Happy Private Investigator’s Day! Who’s your favorite fictional PI?

Portrait of Eugène François Vidocq (1775-1857) by Achille Devéria

July 24th is Private Investigator’s Day.

The date was chosen to celebrate the birth of Eugene Francois Vidocq in 1775. Apparently a master of disguise, Vidocq was a criminal who escaped from custody and spent years on the run, only to eventually turn informant and secret police agent.

Vidocq founded the French state security police force Sûreté Nationale, and in 1833 he started the first known detective agency. Many consider him to be the father of modern criminology.

But there’s another reason today is the perfect day to celebrate private investigators.

On July 24, 1916, a man was born who would revolutionize the private investigator fiction genre.

Who doesn’t love private investigator stories?

I was the kid who read all of the Nancy Drew and Hardy Boys books in our small library. (I’m still waiting to reread The Westing Game. It made such an impression I’ve never forgotten the twist at the end.)

I also grew up in the Golden Age of cheesy PI television shows. The Rockford Files theme was imprinted on my brain as a toddler. Then there was Remington Steele, Magnum P.I., Simon & Simon, Riptide. (I suspect Spenser for Hire was relatively short-lived because it was in frigid Boston instead of somewhere sunny.)

But it wasn’t until I reached adulthood that I really fell in love with the private investigator genre.

I was in law school in New Orleans at the time, and I didn’t really have a lot of time or inclination for reading fiction. It’s like when you’ve gone too long without eating and lost your appetite. It takes just the right dish to bring you around.

My husband (then boyfriend) and I stopped at a used bookstore in the suburbs, and something caught my eye. I’m guessing it was Nightmare in Pink (that cover is very eye-catching), but it doesn’t matter which one it was. It was my introduction to John D. MacDonald’s Travis McGee, and I didn’t stop with the first one.

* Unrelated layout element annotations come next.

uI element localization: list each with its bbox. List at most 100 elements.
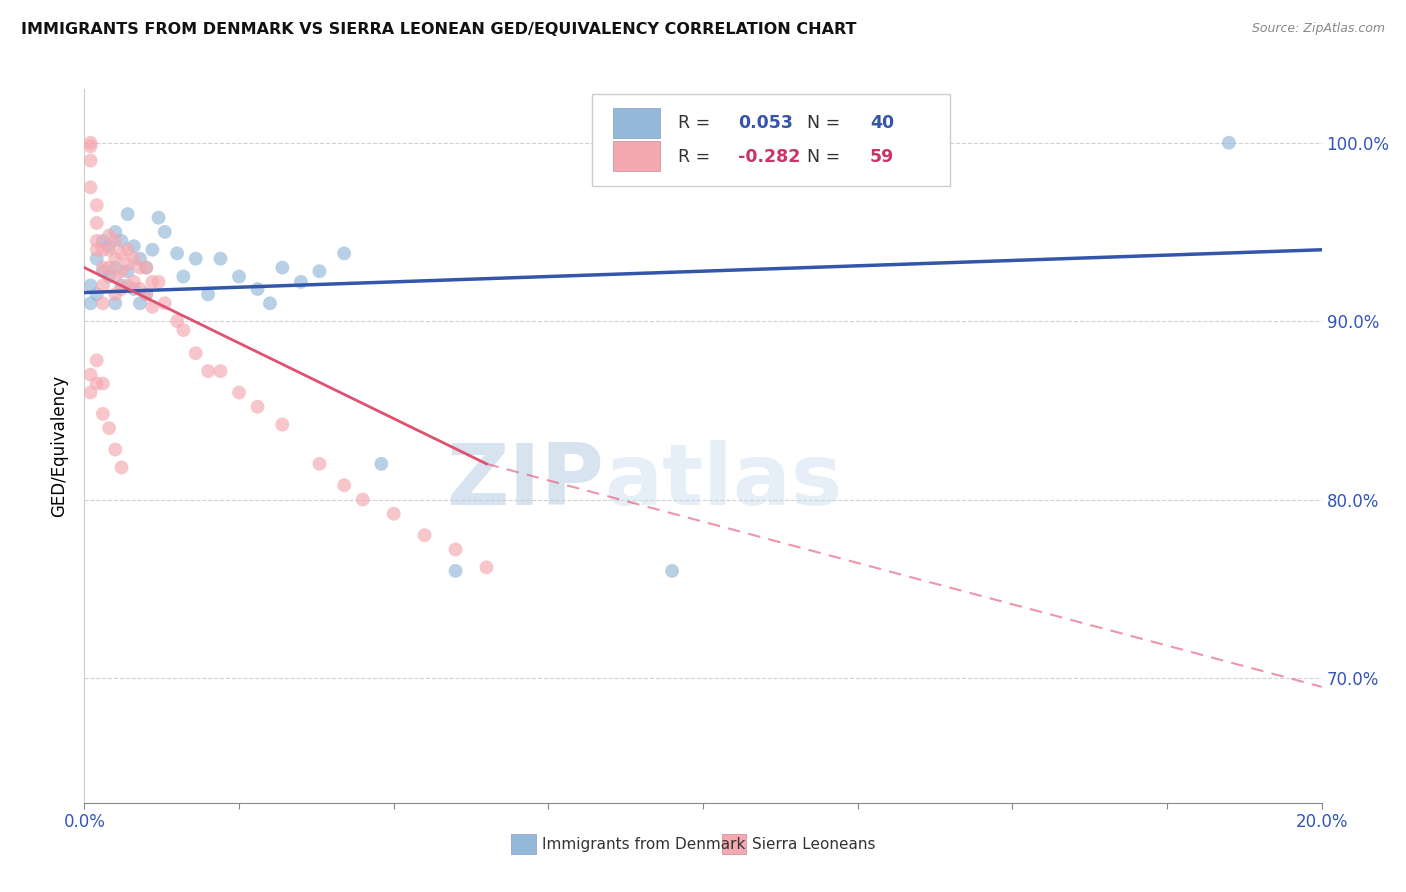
Point	[91, 264, 114, 278]
Point	[333, 246, 356, 260]
Text: 0.053: 0.053	[738, 114, 793, 132]
Point	[122, 239, 145, 253]
Point	[129, 252, 152, 266]
Point	[308, 264, 330, 278]
Point	[308, 457, 330, 471]
Point	[228, 385, 250, 400]
Point	[370, 457, 392, 471]
Point	[184, 252, 207, 266]
Point	[271, 417, 294, 432]
Point	[104, 269, 127, 284]
Point	[333, 478, 356, 492]
Point	[104, 442, 127, 457]
Point	[79, 180, 101, 194]
Text: R =: R =	[678, 148, 716, 166]
Point	[104, 234, 127, 248]
Point	[141, 243, 163, 257]
Point	[98, 421, 121, 435]
Point	[184, 346, 207, 360]
Point	[110, 264, 132, 278]
Text: 40: 40	[870, 114, 894, 132]
Point	[413, 528, 436, 542]
Point	[110, 234, 132, 248]
Text: 59: 59	[870, 148, 894, 166]
Point	[475, 560, 498, 574]
Point	[352, 492, 374, 507]
Point	[135, 260, 157, 275]
Point	[166, 246, 188, 260]
Point	[290, 275, 312, 289]
Point	[91, 376, 114, 391]
Point	[98, 239, 121, 253]
Point	[259, 296, 281, 310]
Point	[91, 243, 114, 257]
Point	[129, 260, 152, 275]
Point	[153, 225, 176, 239]
Point	[104, 252, 127, 266]
Point	[246, 400, 269, 414]
Point	[117, 257, 139, 271]
FancyBboxPatch shape	[721, 834, 747, 855]
Point	[98, 269, 121, 284]
Point	[172, 269, 194, 284]
Point	[117, 264, 139, 278]
Point	[86, 376, 108, 391]
Point	[86, 216, 108, 230]
Point	[135, 287, 157, 301]
Point	[122, 252, 145, 266]
Point	[86, 198, 108, 212]
Point	[110, 282, 132, 296]
Point	[117, 207, 139, 221]
Y-axis label: GED/Equivalency: GED/Equivalency	[51, 375, 69, 517]
Text: Sierra Leoneans: Sierra Leoneans	[752, 837, 876, 852]
Text: -0.282: -0.282	[738, 148, 800, 166]
Point	[79, 153, 101, 168]
Point	[104, 296, 127, 310]
Text: N =: N =	[796, 114, 845, 132]
Point	[117, 243, 139, 257]
Point	[79, 278, 101, 293]
Point	[166, 314, 188, 328]
Point	[135, 287, 157, 301]
Point	[228, 269, 250, 284]
Point	[104, 225, 127, 239]
Point	[104, 260, 127, 275]
Text: Immigrants from Denmark: Immigrants from Denmark	[543, 837, 745, 852]
Point	[79, 296, 101, 310]
Point	[129, 282, 152, 296]
Point	[153, 296, 176, 310]
Point	[110, 278, 132, 293]
FancyBboxPatch shape	[592, 95, 950, 186]
Point	[110, 246, 132, 260]
Point	[91, 407, 114, 421]
Point	[86, 353, 108, 368]
Point	[197, 364, 219, 378]
Point	[135, 260, 157, 275]
Point	[79, 385, 101, 400]
Point	[110, 460, 132, 475]
Text: atlas: atlas	[605, 440, 842, 524]
FancyBboxPatch shape	[512, 834, 536, 855]
Point	[209, 364, 232, 378]
Point	[444, 542, 467, 557]
Point	[117, 278, 139, 293]
Point	[122, 282, 145, 296]
Point	[79, 139, 101, 153]
Point	[91, 296, 114, 310]
Text: Source: ZipAtlas.com: Source: ZipAtlas.com	[1251, 22, 1385, 36]
Point	[98, 243, 121, 257]
Point	[91, 234, 114, 248]
Text: R =: R =	[678, 114, 716, 132]
Point	[172, 323, 194, 337]
Point	[148, 275, 170, 289]
Point	[246, 282, 269, 296]
Point	[98, 260, 121, 275]
Point	[197, 287, 219, 301]
Point	[86, 252, 108, 266]
Point	[661, 564, 683, 578]
Point	[79, 368, 101, 382]
Point	[91, 278, 114, 293]
Text: ZIP: ZIP	[446, 440, 605, 524]
Point	[444, 564, 467, 578]
Point	[98, 228, 121, 243]
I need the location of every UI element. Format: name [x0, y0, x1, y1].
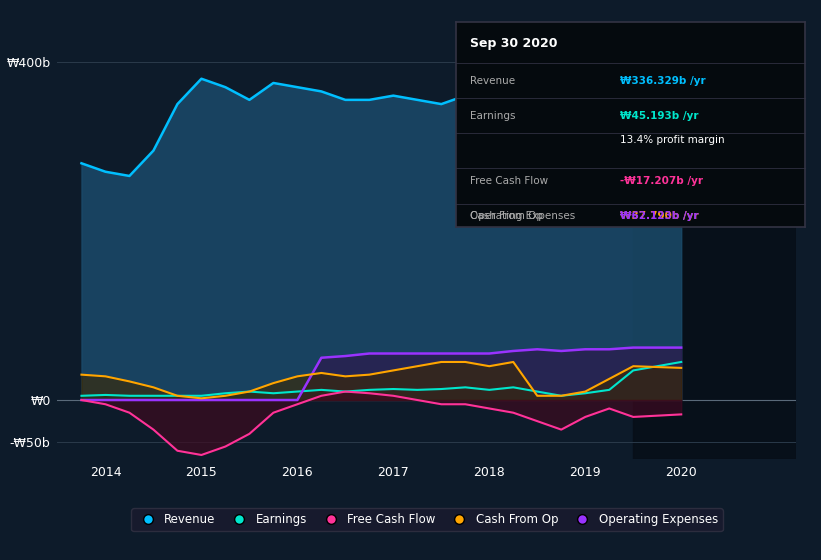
- Text: ₩336.329b /yr: ₩336.329b /yr: [620, 76, 705, 86]
- Text: Sep 30 2020: Sep 30 2020: [470, 37, 557, 50]
- Text: Cash From Op: Cash From Op: [470, 211, 543, 221]
- Text: Revenue: Revenue: [470, 76, 515, 86]
- Bar: [633, 28, 796, 459]
- Text: Free Cash Flow: Free Cash Flow: [470, 176, 548, 186]
- Text: -₩17.207b /yr: -₩17.207b /yr: [620, 176, 703, 186]
- Text: ₩37.790b /yr: ₩37.790b /yr: [620, 211, 699, 221]
- Text: 13.4% profit margin: 13.4% profit margin: [620, 135, 724, 145]
- Text: Operating Expenses: Operating Expenses: [470, 211, 575, 221]
- Legend: Revenue, Earnings, Free Cash Flow, Cash From Op, Operating Expenses: Revenue, Earnings, Free Cash Flow, Cash …: [131, 508, 722, 531]
- Text: Earnings: Earnings: [470, 110, 515, 120]
- Text: ₩62.123b /yr: ₩62.123b /yr: [620, 211, 698, 221]
- Text: ₩45.193b /yr: ₩45.193b /yr: [620, 110, 698, 120]
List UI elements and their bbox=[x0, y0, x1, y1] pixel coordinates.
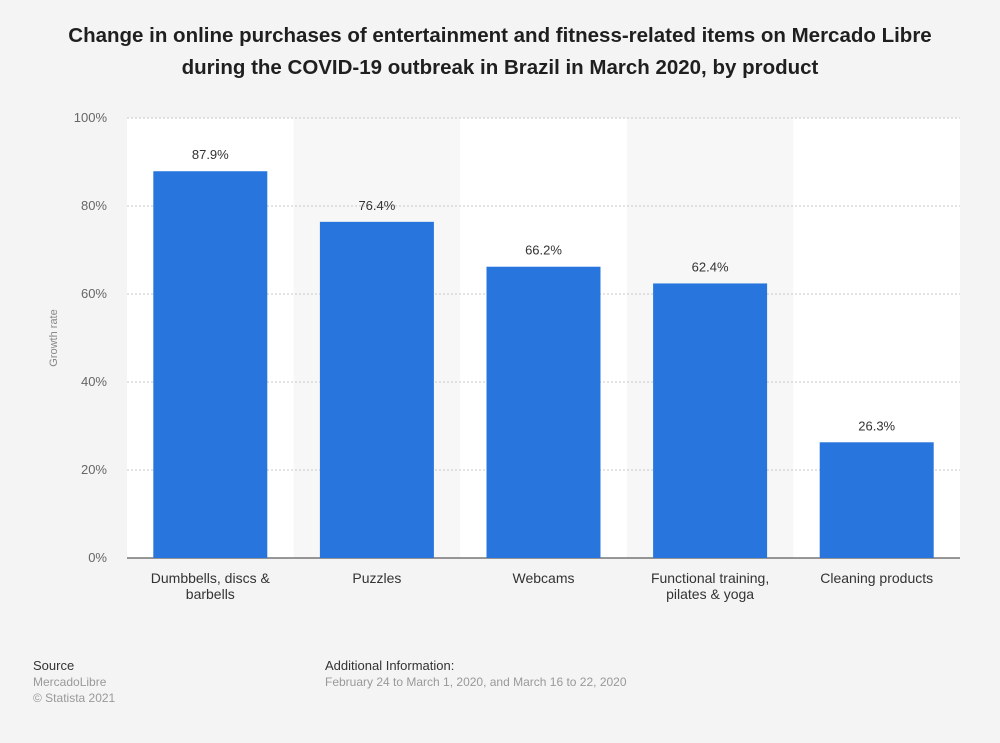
x-tick-label: Functional training, pilates & yoga bbox=[651, 570, 769, 602]
y-tick-label: 40% bbox=[81, 374, 107, 389]
y-axis-label: Growth rate bbox=[48, 309, 60, 366]
x-tick-label: Puzzles bbox=[352, 570, 401, 586]
y-tick-label: 0% bbox=[88, 550, 107, 565]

Travis McGee was my dish. So to speak.

McGee is the kind of man you either want to be or be with, depending on your proclivities.

Living aboard his houseboat the Busted Flush (so-called because he won it in a poker game) in Fort Lauderdale, he takes his retirement in chunks. When the kitty gets low or a friend needs help, he comes out of retirement and shifts into private investigator mode.

McGee is always in philosopher mode, railing against the destruction of the Florida coast, rampant consumerism (“A man with a credit card is in hock to his own image of himself”), and the other ills of modern society. My husband probably read 60% of that first book because I read it aloud to him. As an example of MacDonald’s brilliance, watch him take a nothing’s happening moment—just the protagonist hanging out waiting for someone on a New York street—and turn it into classic McGee in Nightmare in Pink:

I whisked the soot off the wall by the entrance steps and sat and waited for her, and watched the office people bring their anxious dogs out. You could almost hear the dogs sigh as they reached the handiest pole. There was a preponderance of poodles.

This is the most desperate breed there is. They are just a little too bright for the servile role of dogdom. So their loneliness is a little more excruciating, their welcomes more frantic, their desire to please a little more intense. They seem to think that if they could just do everything right, they wouldn’t have to be locked up in the silence—pacing, sleeping, brooding, enduring the swollen bladder. That’s what they try to talk about. One day there will appear a super-poodle, one almost as bright as the stupidest alley cat, and he will figure it out. He will suddenly realize that his loneliness is merely a by-product of his being used to ease the loneliness of his Owner. He’ll tell the others. He’ll leave messages. And some dark night they’ll all start chewing throats.

By the way, this is just where I randomly opened the book. Two out of three pages has something compellingly quotable.

The man broke me for other genres. I’ve read some of MacDonald’s other books and enjoyed them as well, but nothing compares to Travis McGee. Oh, and did I mention that today also happens to be John MacDonald’s birthday?

So, who’s your favorite private investigator?